Q: I’m more negative than I’d like when I go into new situations or meet new people. I’m hypercritical, not on purpose, but it gets things off on the wrong foot. By the time I see the positives, I sometimes have some damage to undo. How do I change this characteristic? — Celice, director of administration
A: Start catching yourself right away so that you can begin to build a new approach.
Imagine how things would be if you noticed right away that you were falling into this pattern. You could then pause and at least remain neutral.
Or, if you still had the negative reactions, you could keep yourself from behaving in ways that will cause problems.
Get energized by thinking about the benefits that you’d see. Get excited about this change so that you’ve got motivation.
You’ll need this for the hard work of changing a persistent habit.
And now look backward, reflecting on past times where you started negative and then saw the good in a situation or person. What were your first thoughts? What triggered the negativity? I wonder if you felt threatened or anxious. Then negativity could be a kind of protective response.
If that’s the case, as the situations become more familiar, you may let your guard down and see the positives.
Now move to the present and take steps to change.
The next time you are about to go into a new situation, prepare yourself to enter with an open mind.
Think about all the things that could go right and all the reasons to have a positive perspective.
Be aware of your triggers so that as the event unfolds, you’re not reflexively falling back into your negative mindset. If you catch yourself lapsing, take a couple of breaths and break the pattern.
This sounds so simple, but it likely won’t be easy. Take stock of your successes and times you’ve fallen short, thinking them through so that you can continue to develop your skills.
Be kind to yourself in this. It will be very tempting to turn your tendency to negativity against yourself, but that will not support growth.
Then make amends. You’ve said you sometimes have damage to undo. Have you genuinely done so, or have you left messes in your wake?
This calls for a willingness to show vulnerability and openness.
I think you’ll find that the simple act of acknowledging shortcomings will help you build bridges and begin to regain trust.

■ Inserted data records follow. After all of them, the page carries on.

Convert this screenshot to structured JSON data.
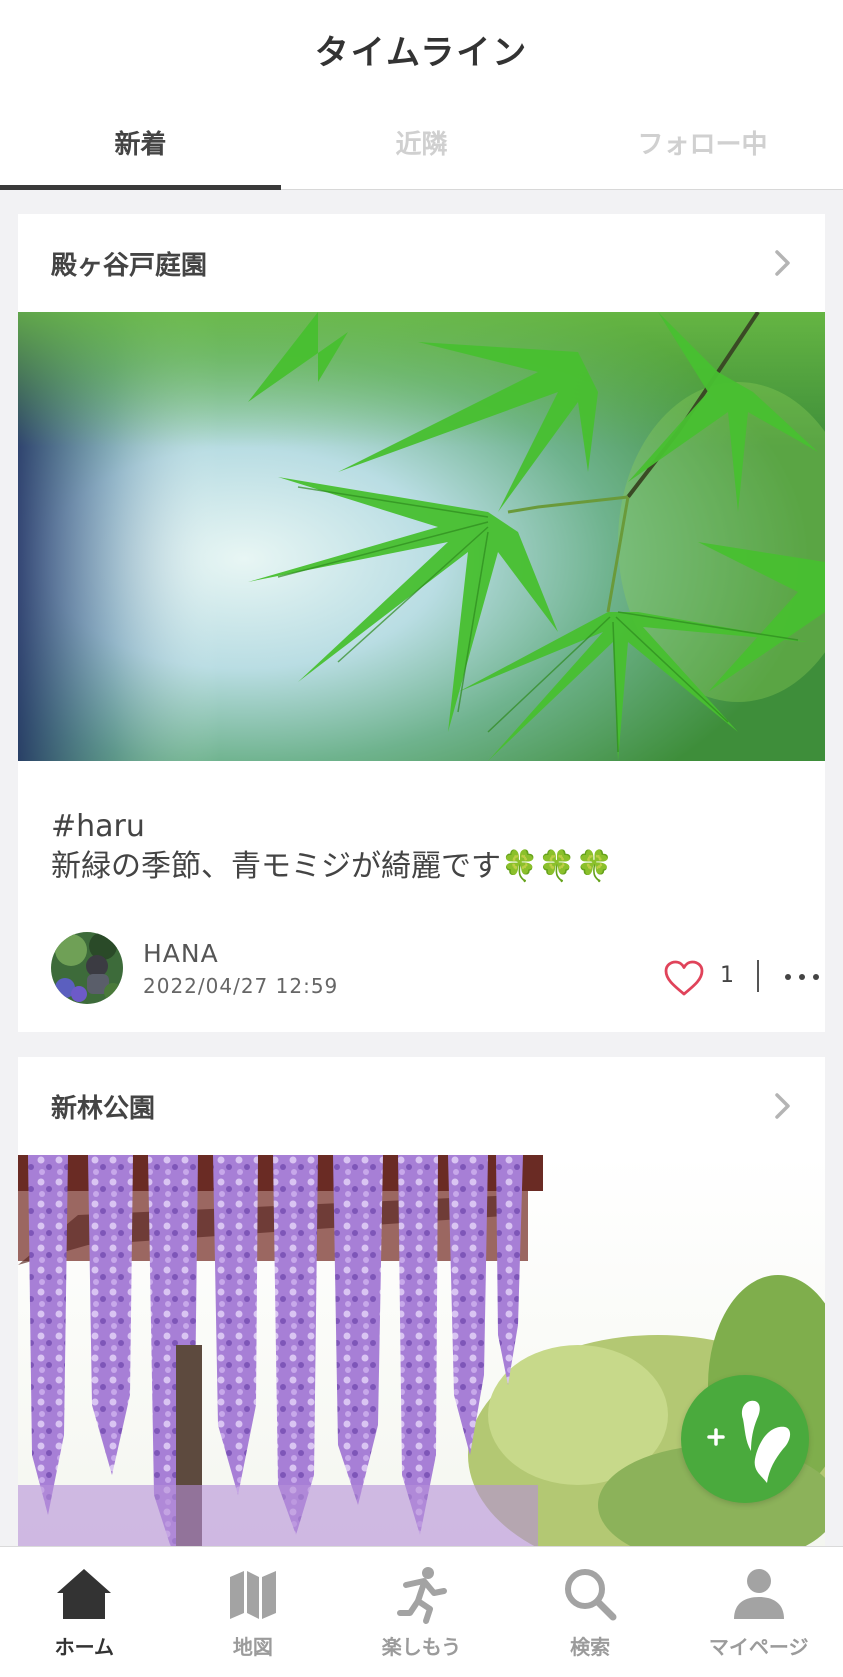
{
  "header": {
    "title": "タイムライン"
  },
  "tabs": [
    {
      "label": "新着",
      "active": true
    },
    {
      "label": "近隣",
      "active": false
    },
    {
      "label": "フォロー中",
      "active": false
    }
  ],
  "posts": [
    {
      "place": "殿ヶ谷戸庭園",
      "photo_icon": "maple-leaves-photo",
      "hashtag": "#haru",
      "caption": "新緑の季節、青モミジが綺麗です🍀🍀🍀",
      "user": "HANA",
      "date": "2022/04/27 12:59",
      "likes": "1"
    },
    {
      "place": "新林公園",
      "photo_icon": "wisteria-photo"
    }
  ],
  "fab": {
    "icon": "add-post-icon"
  },
  "bottom_nav": [
    {
      "label": "ホーム",
      "icon": "home-icon",
      "active": true
    },
    {
      "label": "地図",
      "icon": "map-icon",
      "active": false
    },
    {
      "label": "楽しもう",
      "icon": "running-person-icon",
      "active": false
    },
    {
      "label": "検索",
      "icon": "search-icon",
      "active": false
    },
    {
      "label": "マイページ",
      "icon": "person-icon",
      "active": false
    }
  ],
  "colors": {
    "accent_green": "#4aaa3d",
    "like_red": "#e0435a",
    "active_tab": "#3a3a3a",
    "inactive": "#9b9b9b"
  }
}
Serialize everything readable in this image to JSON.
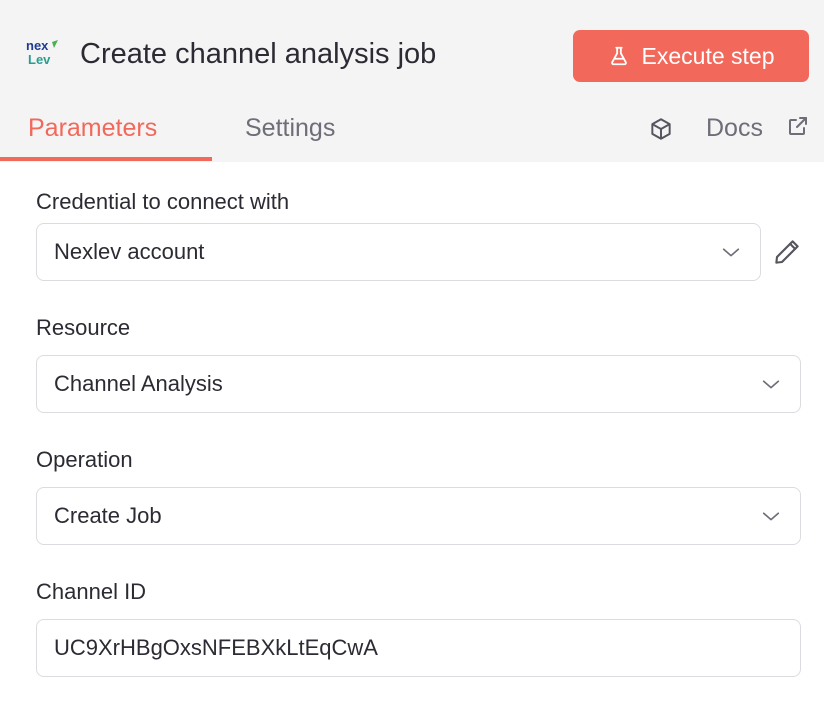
{
  "header": {
    "title": "Create channel analysis job",
    "logo_text_top": "nex",
    "logo_text_bottom": "Lev",
    "execute_label": "Execute step"
  },
  "tabs": [
    {
      "label": "Parameters",
      "active": true
    },
    {
      "label": "Settings",
      "active": false
    }
  ],
  "docs_label": "Docs",
  "form": {
    "credential": {
      "label": "Credential to connect with",
      "value": "Nexlev account"
    },
    "resource": {
      "label": "Resource",
      "value": "Channel Analysis"
    },
    "operation": {
      "label": "Operation",
      "value": "Create Job"
    },
    "channel_id": {
      "label": "Channel ID",
      "value": "UC9XrHBgOxsNFEBXkLtEqCwA"
    }
  },
  "colors": {
    "accent": "#f2685a",
    "header_bg": "#f4f4f5",
    "text": "#2b2b33",
    "muted": "#6e6e78",
    "border": "#dcdce0"
  }
}
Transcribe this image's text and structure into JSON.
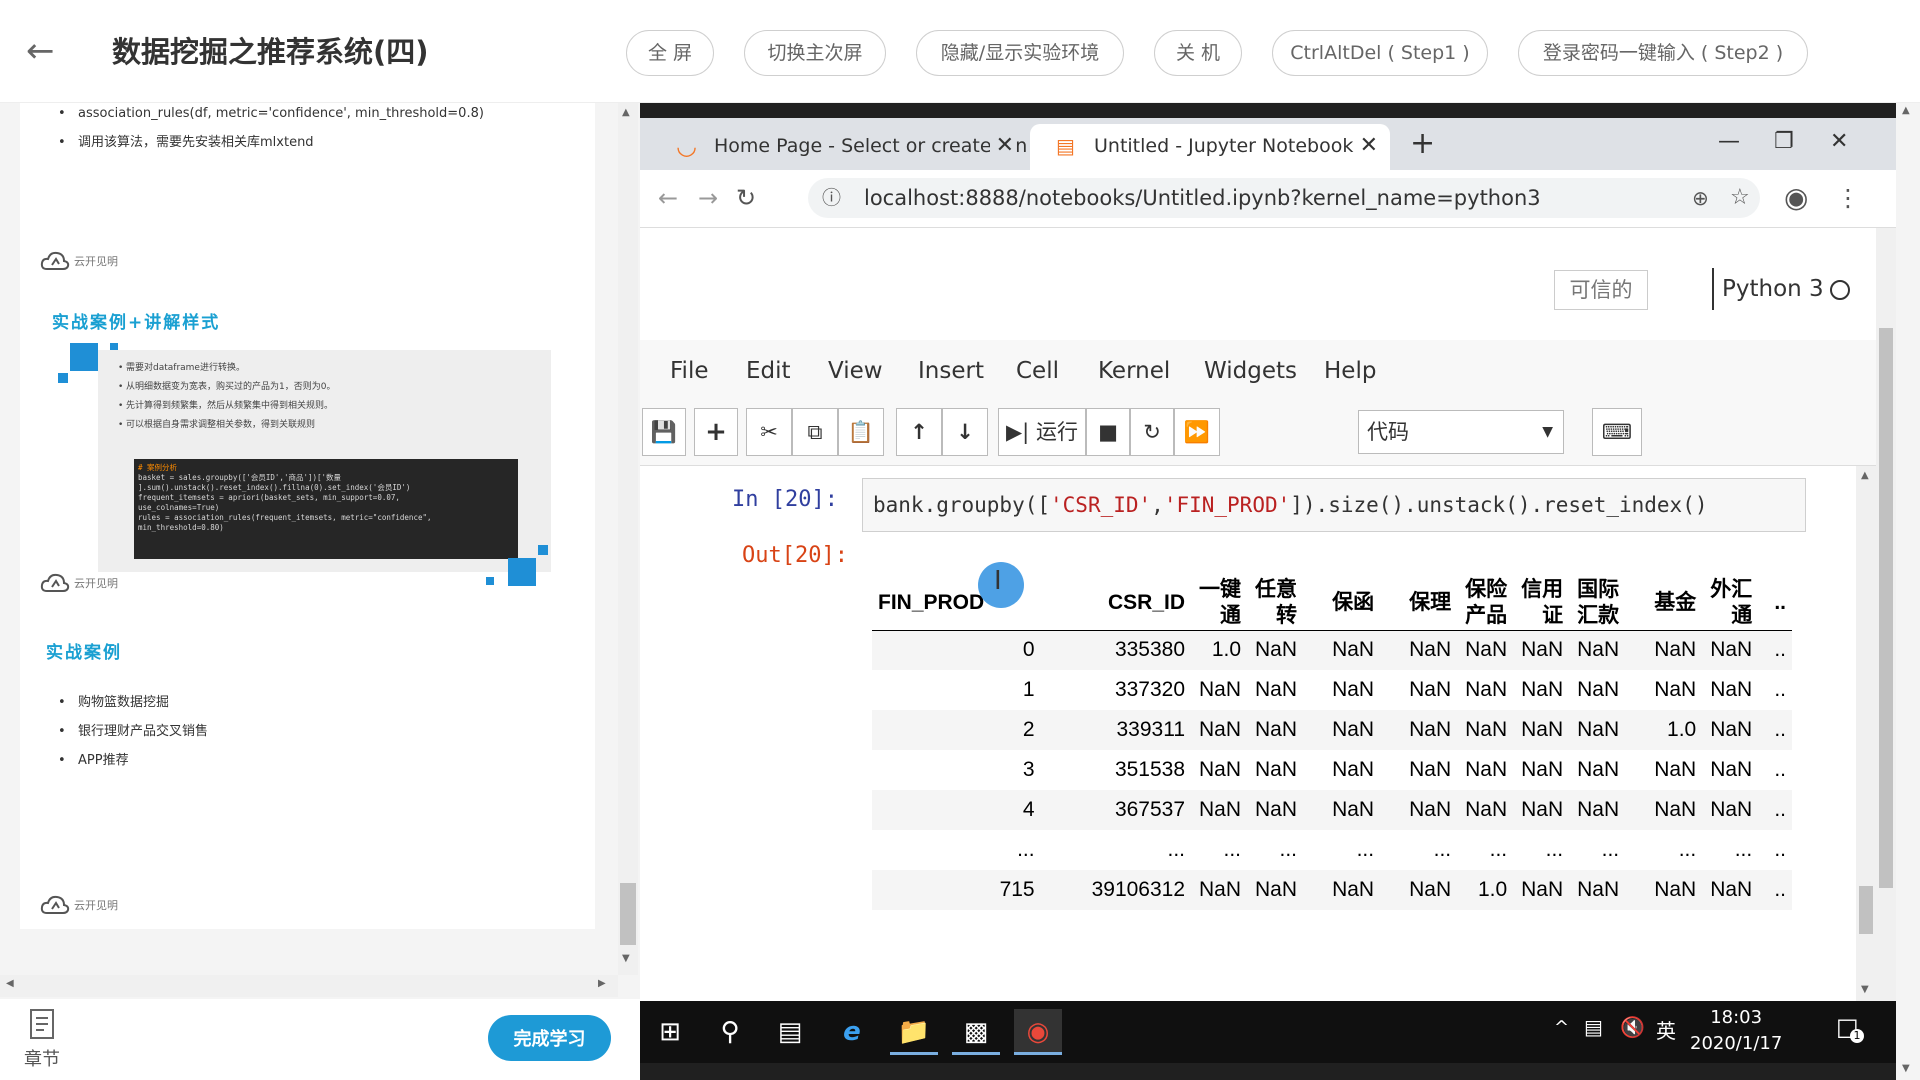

Only, however, if you offer genuine apologies. None of the fake apologies that have become so common. Try this formula: “I did XYZ. It caused you harm, and I am sorry. I will do better.”
After that, your behavior needs to change. Again, be transparent, letting people around you know that you’re on a personal development path to let go of your negative ways.
Sure, there’s risk here. People may not be receptive, may be angry or may reject your overtures. However, they’re doing this anyway, you’re just not aware of it.
It doesn’t matter; your priority needs to be on being the person you want to be now and moving forward. This is the path to successful relationships.